Leí Dystopia. A Natural History, de Gregory Claeys porque, como les contaba, estoy leyendo distopías y organizando un taller para leer y comentar distopías: acá más información. La historia natural de las distopías de Claeys es una enormidad y, por momentos, al rastrear tan al pasado algunos de los componentes que suelen estar en las distopías, el argumento se deshilacha un poco. Pero es monumental y súper interesante en entender el género y cómo se relaciona con la política y los momentos históricos.
La primera
parte presenta “La teoría y prehistoria de la distopía”. Asocia a la distopía
con la modernidad y con un “pesimismo secular” (p. 4) y presenta las formas más
tradicionales del fenómeno: “la distopía política; la distopía ambiental; y,
finalmente, la distopía tecnológica, donde la ciencia y la tecnología
finalmente amenazan con dominar o destruir a la humanidad”, desde el holocausto
nuclear a la dominación de la inteligencia artificial. Aunque no toda distopía
es anti-utópica, desde el Terror jacobino al bolchevismo hay claras muestras de
cómo las utopías pueden derivar en su opuesto; en cómo la búsqueda del mejor de
los mundos puede dejarnos en el peor.
Un tema
crucial que analiza en esta parte Claeys es el de cómo los grupos pueden
terminar sofocando la libertad y permitiendo la violencia contra los externos.
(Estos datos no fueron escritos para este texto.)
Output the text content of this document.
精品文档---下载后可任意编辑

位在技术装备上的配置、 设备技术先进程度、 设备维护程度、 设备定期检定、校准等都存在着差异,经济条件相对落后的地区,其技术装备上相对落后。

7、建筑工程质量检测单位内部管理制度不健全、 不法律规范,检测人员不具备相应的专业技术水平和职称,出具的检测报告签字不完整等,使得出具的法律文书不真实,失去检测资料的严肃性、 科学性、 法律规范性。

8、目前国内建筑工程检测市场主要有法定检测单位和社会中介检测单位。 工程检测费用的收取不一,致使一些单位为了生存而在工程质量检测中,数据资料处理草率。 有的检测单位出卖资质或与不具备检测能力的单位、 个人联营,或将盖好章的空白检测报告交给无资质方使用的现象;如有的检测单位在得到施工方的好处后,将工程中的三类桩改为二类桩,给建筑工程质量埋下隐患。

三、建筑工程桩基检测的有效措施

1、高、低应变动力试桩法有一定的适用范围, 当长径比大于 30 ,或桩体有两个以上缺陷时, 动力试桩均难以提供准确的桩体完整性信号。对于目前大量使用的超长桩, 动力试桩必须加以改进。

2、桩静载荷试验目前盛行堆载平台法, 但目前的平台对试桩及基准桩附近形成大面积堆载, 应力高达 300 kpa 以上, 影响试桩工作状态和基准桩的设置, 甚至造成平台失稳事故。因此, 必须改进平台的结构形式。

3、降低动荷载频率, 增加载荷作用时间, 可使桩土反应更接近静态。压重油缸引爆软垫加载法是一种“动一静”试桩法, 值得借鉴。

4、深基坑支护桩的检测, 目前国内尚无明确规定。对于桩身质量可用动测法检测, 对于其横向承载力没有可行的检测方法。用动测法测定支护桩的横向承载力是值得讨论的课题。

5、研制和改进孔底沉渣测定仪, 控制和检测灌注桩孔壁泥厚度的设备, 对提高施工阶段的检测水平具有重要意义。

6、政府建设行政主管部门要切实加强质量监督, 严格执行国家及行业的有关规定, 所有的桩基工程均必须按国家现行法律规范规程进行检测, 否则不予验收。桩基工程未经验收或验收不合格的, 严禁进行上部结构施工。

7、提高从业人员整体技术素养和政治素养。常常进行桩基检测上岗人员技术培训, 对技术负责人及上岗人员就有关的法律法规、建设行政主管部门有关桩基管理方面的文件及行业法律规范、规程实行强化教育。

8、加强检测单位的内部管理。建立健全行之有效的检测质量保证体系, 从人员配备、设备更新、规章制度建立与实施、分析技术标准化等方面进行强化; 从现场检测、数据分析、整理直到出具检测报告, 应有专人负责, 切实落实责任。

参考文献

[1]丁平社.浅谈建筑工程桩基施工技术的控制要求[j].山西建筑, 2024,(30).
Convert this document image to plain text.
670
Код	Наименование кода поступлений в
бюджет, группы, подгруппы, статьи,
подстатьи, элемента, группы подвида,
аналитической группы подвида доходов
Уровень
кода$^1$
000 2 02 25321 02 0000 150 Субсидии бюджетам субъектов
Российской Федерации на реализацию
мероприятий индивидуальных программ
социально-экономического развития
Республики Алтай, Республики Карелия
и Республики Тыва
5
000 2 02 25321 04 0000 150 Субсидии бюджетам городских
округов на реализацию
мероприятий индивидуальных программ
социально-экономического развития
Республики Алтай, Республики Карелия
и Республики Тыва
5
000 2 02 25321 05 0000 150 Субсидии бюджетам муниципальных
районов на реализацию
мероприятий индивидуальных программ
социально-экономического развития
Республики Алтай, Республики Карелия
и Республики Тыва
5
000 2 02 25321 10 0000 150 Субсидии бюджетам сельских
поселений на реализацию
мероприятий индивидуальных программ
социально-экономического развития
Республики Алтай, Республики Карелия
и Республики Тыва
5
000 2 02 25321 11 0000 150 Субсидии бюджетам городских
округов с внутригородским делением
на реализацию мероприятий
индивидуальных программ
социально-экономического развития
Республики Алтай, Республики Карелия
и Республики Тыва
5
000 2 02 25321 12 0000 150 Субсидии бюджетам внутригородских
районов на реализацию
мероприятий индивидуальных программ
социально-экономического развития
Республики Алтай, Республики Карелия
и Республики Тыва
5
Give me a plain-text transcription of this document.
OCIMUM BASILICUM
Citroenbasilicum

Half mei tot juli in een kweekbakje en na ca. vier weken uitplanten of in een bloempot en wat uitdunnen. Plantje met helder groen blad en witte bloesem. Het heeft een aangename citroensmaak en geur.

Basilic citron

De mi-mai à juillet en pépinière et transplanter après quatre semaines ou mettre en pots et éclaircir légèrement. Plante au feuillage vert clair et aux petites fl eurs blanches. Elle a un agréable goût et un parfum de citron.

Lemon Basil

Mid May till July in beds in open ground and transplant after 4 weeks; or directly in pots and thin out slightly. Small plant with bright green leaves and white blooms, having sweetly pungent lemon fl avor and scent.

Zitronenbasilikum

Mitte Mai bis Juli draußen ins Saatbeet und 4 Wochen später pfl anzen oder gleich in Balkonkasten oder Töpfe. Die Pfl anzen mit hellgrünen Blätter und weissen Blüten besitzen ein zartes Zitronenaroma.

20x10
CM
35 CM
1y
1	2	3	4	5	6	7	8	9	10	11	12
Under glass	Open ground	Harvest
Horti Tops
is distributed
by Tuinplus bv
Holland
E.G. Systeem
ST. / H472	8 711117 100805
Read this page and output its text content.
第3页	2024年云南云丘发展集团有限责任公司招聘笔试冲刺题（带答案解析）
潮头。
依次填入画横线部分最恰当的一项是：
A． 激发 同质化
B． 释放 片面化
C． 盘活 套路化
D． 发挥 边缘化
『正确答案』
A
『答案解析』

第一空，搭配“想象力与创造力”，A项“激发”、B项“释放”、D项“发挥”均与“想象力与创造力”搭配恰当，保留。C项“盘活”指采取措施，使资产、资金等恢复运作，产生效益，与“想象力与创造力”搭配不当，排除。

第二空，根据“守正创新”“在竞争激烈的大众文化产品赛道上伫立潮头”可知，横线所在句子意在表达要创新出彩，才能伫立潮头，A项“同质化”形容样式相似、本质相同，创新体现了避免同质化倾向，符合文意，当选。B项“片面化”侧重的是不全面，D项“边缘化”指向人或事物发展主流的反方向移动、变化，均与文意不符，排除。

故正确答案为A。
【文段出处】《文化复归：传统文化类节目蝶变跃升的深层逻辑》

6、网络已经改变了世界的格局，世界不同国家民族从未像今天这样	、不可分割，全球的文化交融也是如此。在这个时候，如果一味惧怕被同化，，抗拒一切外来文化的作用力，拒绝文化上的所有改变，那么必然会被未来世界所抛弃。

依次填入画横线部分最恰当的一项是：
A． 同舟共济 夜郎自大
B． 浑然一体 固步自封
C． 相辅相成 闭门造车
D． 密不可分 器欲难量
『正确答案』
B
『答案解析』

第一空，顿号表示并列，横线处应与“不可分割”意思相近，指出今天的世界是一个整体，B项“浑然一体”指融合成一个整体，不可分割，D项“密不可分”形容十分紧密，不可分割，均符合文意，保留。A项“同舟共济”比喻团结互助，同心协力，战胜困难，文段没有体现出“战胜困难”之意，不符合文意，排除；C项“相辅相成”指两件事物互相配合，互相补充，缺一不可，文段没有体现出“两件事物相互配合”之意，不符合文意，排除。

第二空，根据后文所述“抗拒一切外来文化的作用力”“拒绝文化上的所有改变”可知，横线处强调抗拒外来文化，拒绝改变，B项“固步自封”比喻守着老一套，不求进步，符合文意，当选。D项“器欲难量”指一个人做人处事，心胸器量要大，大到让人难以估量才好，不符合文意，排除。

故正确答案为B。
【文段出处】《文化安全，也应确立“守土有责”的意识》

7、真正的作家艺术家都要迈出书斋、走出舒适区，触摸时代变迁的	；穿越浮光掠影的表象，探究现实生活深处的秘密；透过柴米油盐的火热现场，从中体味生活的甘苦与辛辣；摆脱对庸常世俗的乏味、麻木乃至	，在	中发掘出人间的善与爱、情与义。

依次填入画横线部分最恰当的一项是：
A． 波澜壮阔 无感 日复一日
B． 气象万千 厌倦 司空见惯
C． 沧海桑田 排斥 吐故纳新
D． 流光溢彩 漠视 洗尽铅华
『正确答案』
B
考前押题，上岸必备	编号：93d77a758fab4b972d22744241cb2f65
El
otro motivo clave de esta parte es el tema de la monstruosidad. En la mirada
cristiana, el diablo se convierte en el monarca de la distopía; pero
irónicamente, o no tanto, la verdadera distopía termina siendo el supuesto
combate que le presenta la Inquisición, que sería un ejemplo para los
despotismos modernos. La Inquisición proporciona “un claro paradigma para un
sistema extensivo de persecución basado en la obsesión dual con la fe y la herejía.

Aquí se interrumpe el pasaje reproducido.